Accident Waiting...It’s not the last we will see of the Big Nose Bard of Barking – indeed, he popped up later in the opening 50 with Accident Waiting To Happen – as he has been a constant in my music collection from the days of tape decks and Walkmen, through CDs and onto digital.

One of the most consistently brilliant live performers, Tank Park Salute is able to reduce me and many other grown men to quivering wrecks.

We’ll come back to why Billy is a musical and national treasure in later entries, as well as other acts who will become regular comforts throughout this musical journey – The Smiths (Accept Yourself) and Echo and The Bunnymen (a live version of Action Woman) both popped up as the first of many entries.

There was also a first appearance for Nirvana with the MTV Unplugged version of About A Girl – part of the seemingly apt soundtrack which ushered in my 40th birthday stretched out at the back of a converted bus in Seattle – and two from Bob Mould.

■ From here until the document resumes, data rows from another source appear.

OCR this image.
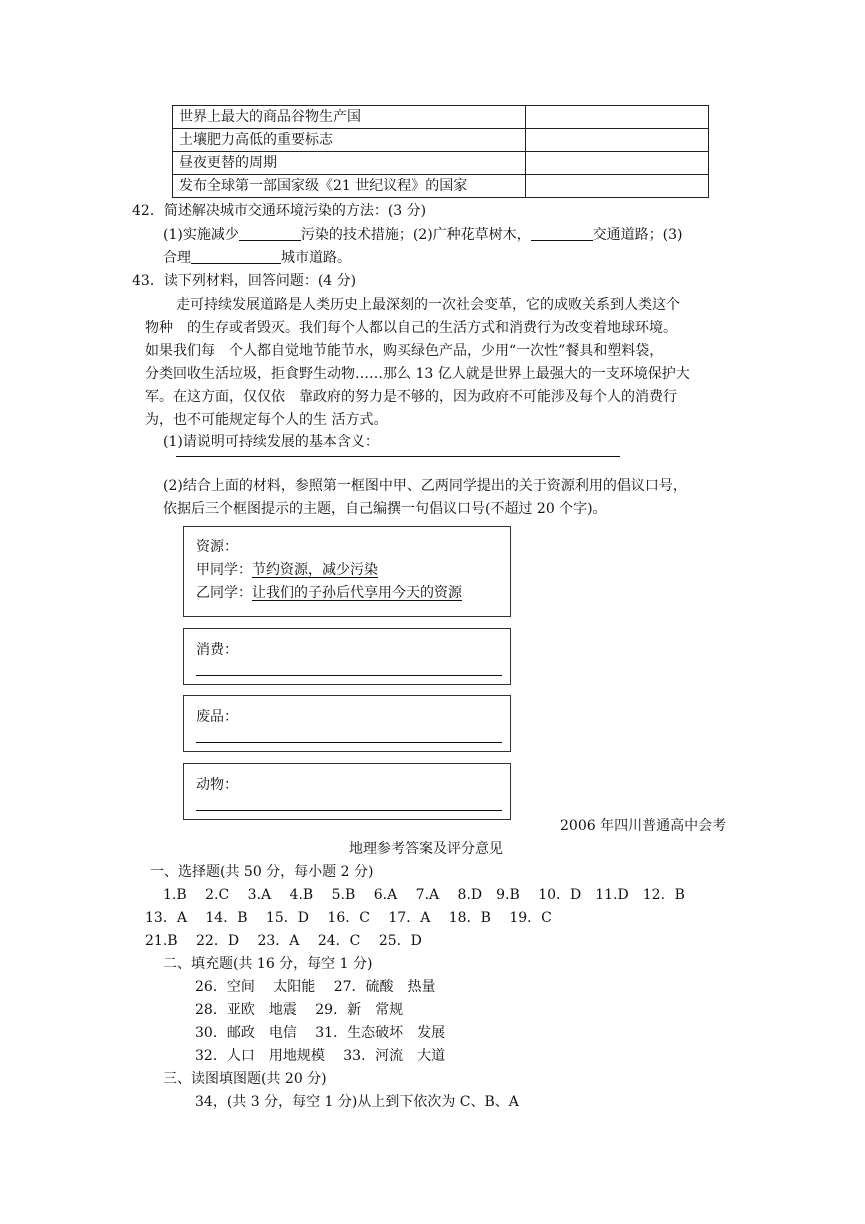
世界上最大的商品谷物生产国	
土壤肥力高低的重要标志	
昼夜更替的周期	
发布全球第一部国家级《21 世纪议程》的国家	
42．简述解决城市交通环境污染的方法：(3 分)
(1)实施减少	污染的技术措施；(2)广种花草树木，	交通道路；(3)
合理	城市道路。
43．读下列材料，回答问题：(4 分)
走可持续发展道路是人类历史上最深刻的一次社会变革，它的成败关系到人类这个
物种　的生存或者毁灭。我们每个人都以自己的生活方式和消费行为改变着地球环境。
如果我们每　个人都自觉地节能节水，购买绿色产品，少用“一次性”餐具和塑料袋，
分类回收生活垃圾，拒食野生动物……那么 13 亿人就是世界上最强大的一支环境保护大
军。在这方面，仅仅依　靠政府的努力是不够的，因为政府不可能涉及每个人的消费行
为，也不可能规定每个人的生 活方式。
(1)请说明可持续发展的基本含义：
(2)结合上面的材料，参照第一框图中甲、乙两同学提出的关于资源利用的倡议口号，
依据后三个框图提示的主题，自己编撰一句倡议口号(不超过 20 个字)。
资源：
甲同学：节约资源，减少污染
乙同学：让我们的子孙后代享用今天的资源
消费：
废品：
动物：
2006 年四川普通高中会考
地理参考答案及评分意见
一、选择题(共 50 分，每小题 2 分)
1.B　 2.C　 3.A　 4.B　 5.B　 6.A　 7.A　 8.D　9.B　 10．D　11.D　12．B
13．A　 14．B　 15．D　 16．C　 17．A　 18．B　 19．C
21.B　 22．D　 23．A　 24．C　 25．D
二、填充题(共 16 分，每空 1 分)
26．空间　 太阳能　 27．硫酸　热量
28．亚欧　地震　 29．新　常规
30．邮政　电信　 31．生态破坏　发展
32．人口　用地规模　 33．河流　大道
三、读图填图题(共 20 分)
34，(共 3 分，每空 1 分)从上到下依次为 C、B、A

His Husker Dü days produced Actual Condition, while The Act We Act by Sugar provoked memories of a couple of incredibly loud, remarkably hot and fairly painful gigs.

It forms part of the unrelenting opening salvo from the wonderful Copper Blue album – followed by A Good Idea and Changes – with which they opened their set upstairs at a gig above a pub in Birmingham.

If the sweat rolling off the ceiling, the unstinting roar from a three-piece band on full throttle and the crowded moshpit was not uncomfortable enough, the twisted ankle from standing on a discarded pint glass in the middle of the moshpit provoked a tactical retreat to the rear.

Wonderful night from which my ankle soon recovered. Not sure the same can be said about my ears.

Multiple entries also come from The National, a band who have largely passed me by despite rave reviews from friends, and three from Americana legends Lambchop, whose quite beautiful Up With People is currently being played by Mark Radcliffe on 6Music. Never have so many musicians combined so well, so quietly.

There was also some songs which came out of the blue, somehow downloaded or burned into my collection but not or rarely listened to. Stumbling across them and heading off to investigate more by the bands involved is one of the key reasons for taking on this challenge – and why it could take a very long time.

Falling into this category is About Time by Art Brut, with its opening couplet “There was a time when I couldn’t stomach Morrissey, I thought ‘He can’t have had a hard a life as me’”, and Acoustic Guitar, part love letter to the instrument and part plea for it to bring back the singer’s lost love.

One of the tracks from The Magnetic Fields 69 Love Songs – sorry, never managed to plough through all 69 – it also features some great lines, most notably “She always loved the sound of your strum, You made her think maybe I wasn’t so dumb” and “Acoustic guitar, if you think I play hard, Well you could have belonged to Steve Earle”.

But one band took over the first section of the list with multiple entries, including the first five tracks – A Day In The Life (twice), A Hard Day’s Night (twice) and A Taste of Honey. They also popped up more than once later on, including three versions of Across The Universe (plus a cover of it by 10cc, who are unlikely to feature again).

Which is all a bit strange, not being the biggest Beatles fan. Any music fan needs a working knowledge of their work, hence their presence in my collection, and growing up their songs were fairly constant background music, even when too young to know who they were (had no real idea, aged 10, who John Lennon was when he was shot, but was old enough to know Imagine was, and still is, an awful song).

And yes, when they were good they were very good – A Day In The Life, Eleanor Rigby, Paperback Writer and many others – but too many of their songs come perilously close to novelty (Yellow Submarine, When I’m 64 or Lovely Rita Meter Maid for starters). And don’t get me started on Hey Jude.

But there’s still a lot of Beatles in my collection, which cannot be said of classical music. In fact, there is just one piece – Samuel Barber’s Adagio For Strings.

It wraps up the first 50 tracks on the list and brings back great memories stood on a headland on an island in the middle of the frozen Lake Baikal as the sun set, the perfect soundtrack for a magical moment.